Across the Bienniale’s lovely venues, there are several works that, when seen in isolation, are either thought-provoking, entertaining, engaging, or all of the above. Among the most memorable are the Russian collective AES+F’s sleek and silly three-channel video work “Inverso Mundus” (2015); Alicja Kwade’s intriguing concrete wall and mirror installation “Out of Ousia” (2016), which plays with perceptions of what is original and what is a replica; and Padmini Chettur’s video installation “Varnam” (2016), which explores the nostalgic remains of eroticism and romantic love — the term “varnam” referring to the central section in a classical Bharatanatyam dance performance.
My disappointment springs not so much from any individual work, but how they all feel when experienced together. The rooms frequently strewn with remnants of performances feel like I am arriving at a party after everyone has left for the night, while other installations feel like pages torn away from precious books to paste on the walls. The sentiment behind trying to preserve and document these ephemeral acts is appreciated, but it is really a case of trying too hard to please, and failing.
After treading in and out of several KMB venues, I arrive in a sparsely lit room where the Latvian artist Voldemārs Johansons’s “Thirst” (2015) is showing.

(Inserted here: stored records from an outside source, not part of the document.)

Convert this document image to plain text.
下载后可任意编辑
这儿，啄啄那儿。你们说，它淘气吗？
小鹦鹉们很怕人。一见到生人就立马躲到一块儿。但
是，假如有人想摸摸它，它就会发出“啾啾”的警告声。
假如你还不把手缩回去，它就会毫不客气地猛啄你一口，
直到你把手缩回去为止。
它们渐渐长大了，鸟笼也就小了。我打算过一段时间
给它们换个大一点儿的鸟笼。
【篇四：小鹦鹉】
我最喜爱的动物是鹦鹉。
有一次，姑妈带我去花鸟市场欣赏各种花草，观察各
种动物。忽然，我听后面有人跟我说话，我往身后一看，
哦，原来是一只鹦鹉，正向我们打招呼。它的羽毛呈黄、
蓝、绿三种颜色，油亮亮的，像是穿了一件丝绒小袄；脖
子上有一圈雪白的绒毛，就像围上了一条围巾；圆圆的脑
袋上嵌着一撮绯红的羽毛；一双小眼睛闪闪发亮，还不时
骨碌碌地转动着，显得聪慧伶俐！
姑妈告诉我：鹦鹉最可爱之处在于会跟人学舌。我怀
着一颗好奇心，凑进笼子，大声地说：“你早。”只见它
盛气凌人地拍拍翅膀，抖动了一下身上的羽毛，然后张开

A video of a stormy North Atlantic Ocean filmed in the Faroe Islands, the work is a single-shot visual capturing the sea in all its fury. Coupled with the waves’ frightening roars, the video truly envelops the visitor; it is threatening and immersive, drawing you in, spitting you out, relentlessly pulling and pushing. It is a powerful experience and I know my memory of it will endure. The anger in the piece and its strange beauty mingle with the sentiments I have developed for the Biennale as a whole and the haunting allure of its venues, most of which are only accessible to the public during KMB’s three-month run. Being alone in these gorgeous buildings, standing in their upper rooms and watching the ships go by in the near distance, hearing the waters churning, and smelling the spaces’ evocative aromas, makes me glad that I am here. In these moments, the Biennale recedes.
Between a dozen main exhibition spaces, several smaller venues, collateral events, and the Student Biennale, there is much to see at KMB. As I make my way around Fort Kochi, I find myself looking up at the tall roofs and watching out from the expansive docks at the rear of the buildings instead of into the rooms and at the works. Nothing seems to fit anywhere.

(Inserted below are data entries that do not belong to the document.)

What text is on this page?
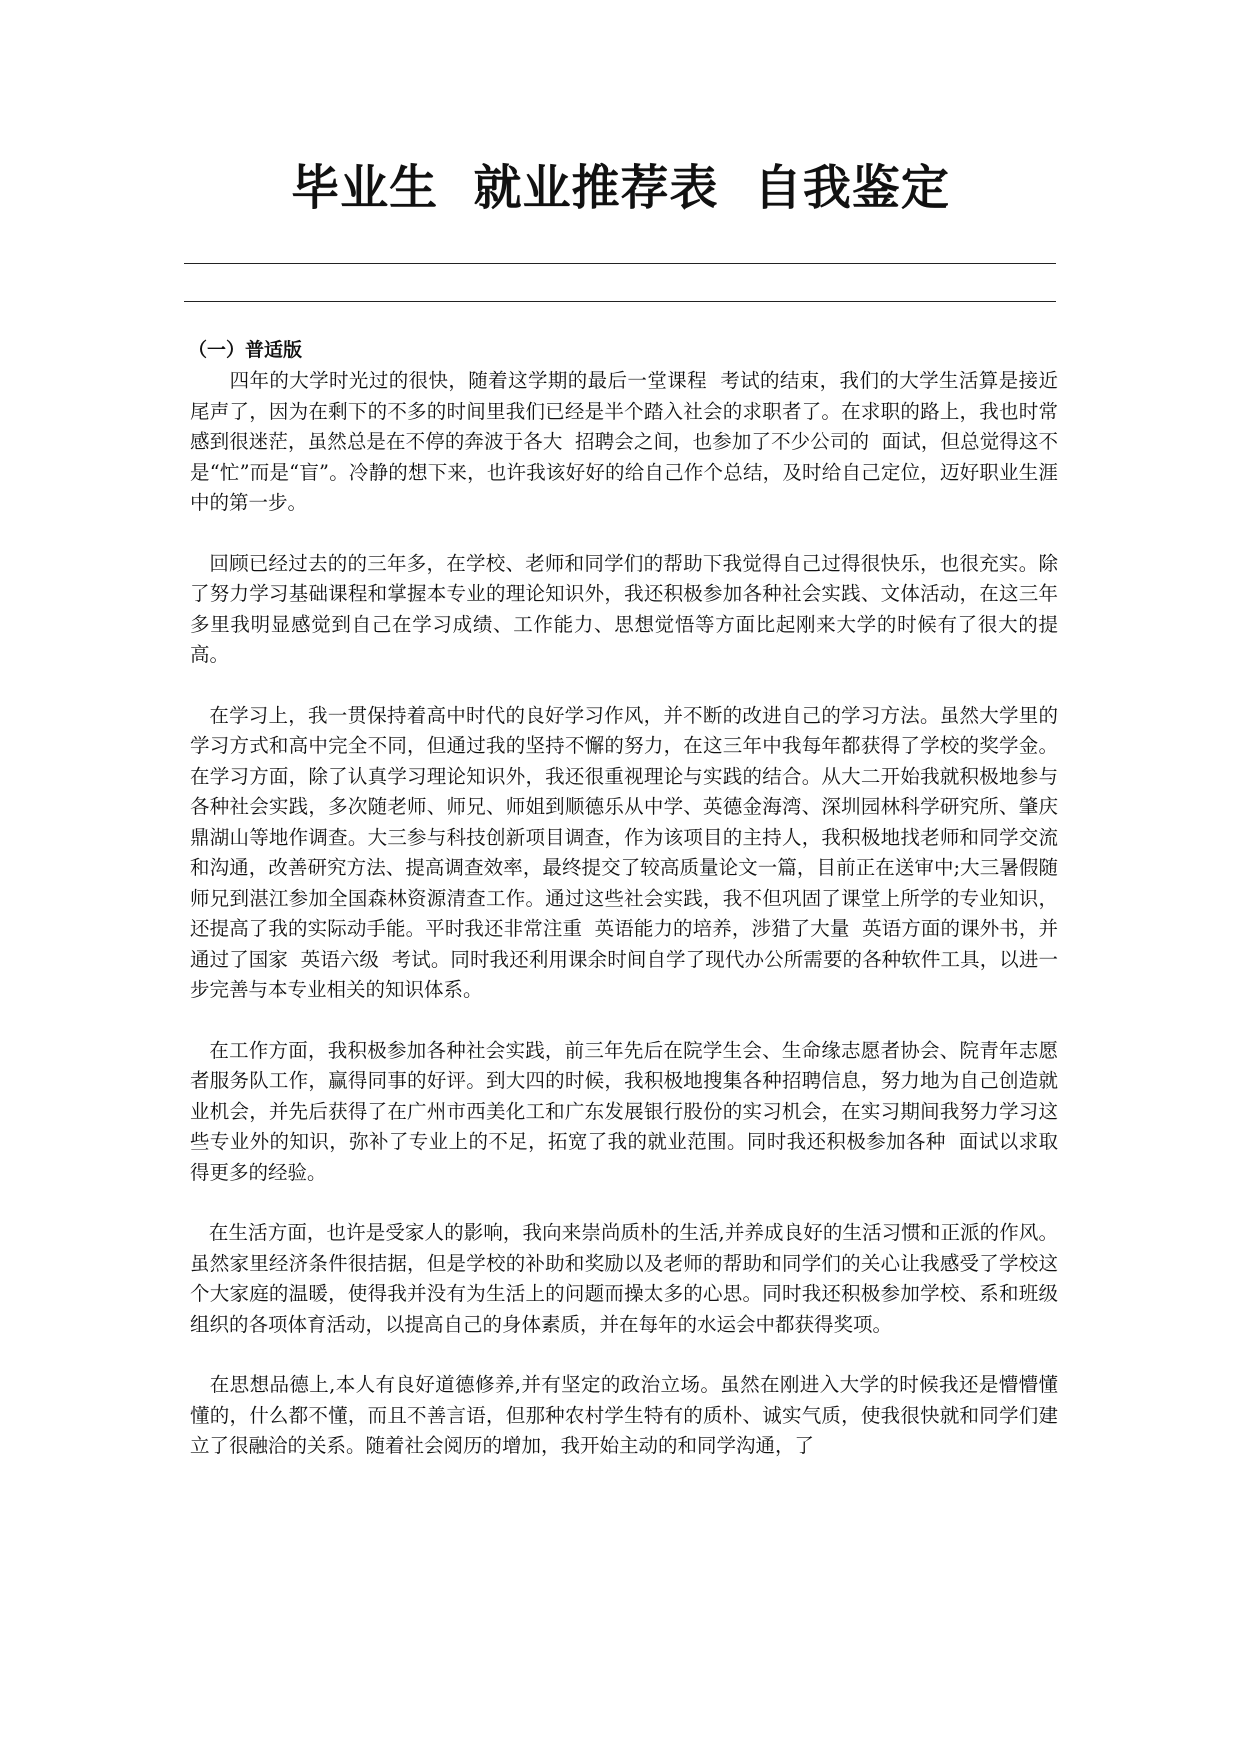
毕业生  就业推荐表  自我鉴定
（一）普适版

四年的大学时光过的很快，随着这学期的最后一堂课程  考试的结束，我们的大学生活算是接近尾声了，因为在剩下的不多的时间里我们已经是半个踏入社会的求职者了。在求职的路上，我也时常感到很迷茫，虽然总是在不停的奔波于各大  招聘会之间，也参加了不少公司的  面试，但总觉得这不是“忙”而是“盲”。冷静的想下来，也许我该好好的给自己作个总结，及时给自己定位，迈好职业生涯中的第一步。

回顾已经过去的的三年多，在学校、老师和同学们的帮助下我觉得自己过得很快乐，也很充实。除了努力学习基础课程和掌握本专业的理论知识外，我还积极参加各种社会实践、文体活动，在这三年多里我明显感觉到自己在学习成绩、工作能力、思想觉悟等方面比起刚来大学的时候有了很大的提高。

在学习上，我一贯保持着高中时代的良好学习作风，并不断的改进自己的学习方法。虽然大学里的学习方式和高中完全不同，但通过我的坚持不懈的努力，在这三年中我每年都获得了学校的奖学金。在学习方面，除了认真学习理论知识外，我还很重视理论与实践的结合。从大二开始我就积极地参与各种社会实践，多次随老师、师兄、师姐到顺德乐从中学、英德金海湾、深圳园林科学研究所、肇庆鼎湖山等地作调查。大三参与科技创新项目调查，作为该项目的主持人，我积极地找老师和同学交流和沟通，改善研究方法、提高调查效率，最终提交了较高质量论文一篇，目前正在送审中;大三暑假随师兄到湛江参加全国森林资源清查工作。通过这些社会实践，我不但巩固了课堂上所学的专业知识，还提高了我的实际动手能。平时我还非常注重  英语能力的培养，涉猎了大量  英语方面的课外书，并通过了国家  英语六级  考试。同时我还利用课余时间自学了现代办公所需要的各种软件工具，以进一步完善与本专业相关的知识体系。

在工作方面，我积极参加各种社会实践，前三年先后在院学生会、生命缘志愿者协会、院青年志愿者服务队工作，赢得同事的好评。到大四的时候，我积极地搜集各种招聘信息，努力地为自己创造就业机会，并先后获得了在广州市西美化工和广东发展银行股份的实习机会，在实习期间我努力学习这些专业外的知识，弥补了专业上的不足，拓宽了我的就业范围。同时我还积极参加各种  面试以求取得更多的经验。

在生活方面，也许是受家人的影响，我向来崇尚质朴的生活,并养成良好的生活习惯和正派的作风。虽然家里经济条件很拮据，但是学校的补助和奖励以及老师的帮助和同学们的关心让我感受了学校这个大家庭的温暖，使得我并没有为生活上的问题而操太多的心思。同时我还积极参加学校、系和班级组织的各项体育活动，以提高自己的身体素质，并在每年的水运会中都获得奖项。

在思想品德上,本人有良好道德修养,并有坚定的政治立场。虽然在刚进入大学的时候我还是懵懵懂懂的，什么都不懂，而且不善言语，但那种农村学生特有的质朴、诚实气质，使我很快就和同学们建立了很融洽的关系。随着社会阅历的增加，我开始主动的和同学沟通，了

Later — much later — my companions and I are sitting around a table over cold beer and a passable dinner, dissecting the day. It is a very pleasant evening in late January. There is a tiny pool near our table, and a Christmas tree made with sticks and lights that is much prettier than my description makes it sound. The conversation goes round and round, and the question that arises is: can language be visual art? There is no reason why it cannot be, but it certainly isn’t at KMB. The distance from one work to the next, from one venue to another, is the time the viewer has to process and ruminate on each experience. In this interim space between viewing each work, it’s the responsibility of the curatorial theme to facilitate a sense of continuity, a sense of coherence between otherwise disparate works.

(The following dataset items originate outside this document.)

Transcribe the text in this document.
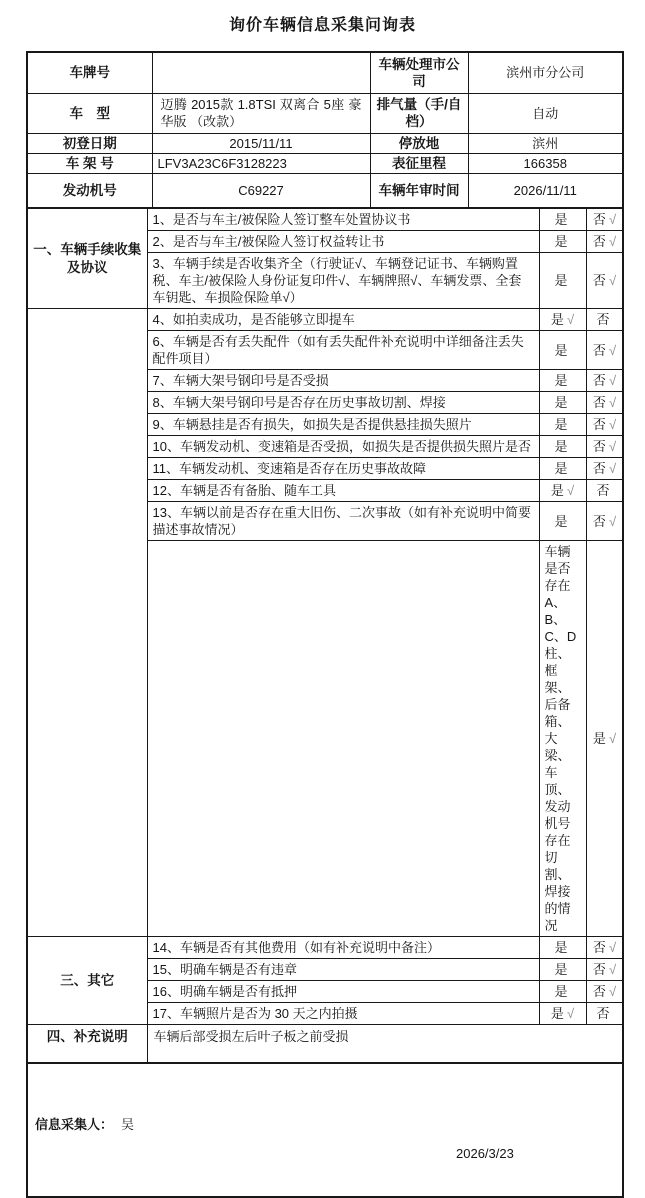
询价车辆信息采集问询表
车牌号		车辆处理市公司	滨州市分公司
车　型	迈腾 2015款 1.8TSI 双离合 5座 豪华版 （改款）	排气量（手/自档）	自动
初登日期	2015/11/11	停放地	滨州
车 架 号	LFV3A23C6F3128223	表征里程	166358
发动机号	C69227	车辆年审时间	2026/11/11
一、车辆手续收集及协议	1、是否与车主/被保险人签订整车处置协议书	是	否 √	
	2、是否与车主/被保险人签订权益转让书	是	否 √	
	3、车辆手续是否收集齐全（行驶证√、车辆登记证书、车辆购置税、车主/被保险人身份证复印件√、车辆牌照√、车辆发票、全套车钥匙、车损险保险单√）	是	否 √	
	4、如拍卖成功，是否能够立即提车	是 √	否	
	6、车辆是否有丢失配件（如有丢失配件补充说明中详细备注丢失配件项目）	是	否 √	
	7、车辆大架号钢印号是否受损	是	否 √	
	8、车辆大架号钢印号是否存在历史事故切割、焊接	是	否 √	
	9、车辆悬挂是否有损失，如损失是否提供悬挂损失照片	是	否 √	
	10、车辆发动机、变速箱是否受损，如损失是否提供损失照片是否	是	否 √	
	11、车辆发动机、变速箱是否存在历史事故故障	是	否 √	
	12、车辆是否有备胎、随车工具	是 √	否	
	13、车辆以前是否存在重大旧伤、二次事故（如有补充说明中简要描述事故情况）	是	否 √	
		车辆是否存在A、B、C、D柱、框架、后备箱、大梁、车顶、发动机号存在切割、焊接的情况	是 √	
三、其它	14、车辆是否有其他费用（如有补充说明中备注）	是	否 √	
	15、明确车辆是否有违章	是	否 √	
	16、明确车辆是否有抵押	是	否 √	
	17、车辆照片是否为 30 天之内拍摄	是 √	否	
四、补充说明	车辆后部受损左后叶子板之前受损			
信息采集人： 吴
2026/3/23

Shetty took a gamble when he sought to bring other creative disciplines into the Biennale’s visual context. Did it pay off? Unfortunately, no. The latest edition of KMB is a brave experiment that doesn’t hold up under scrutiny. But going to Fort Kochi — with its streets as old as time, its fabulous buildings and warehouses, and the river that runs through it — remains a grand aesthetic experience.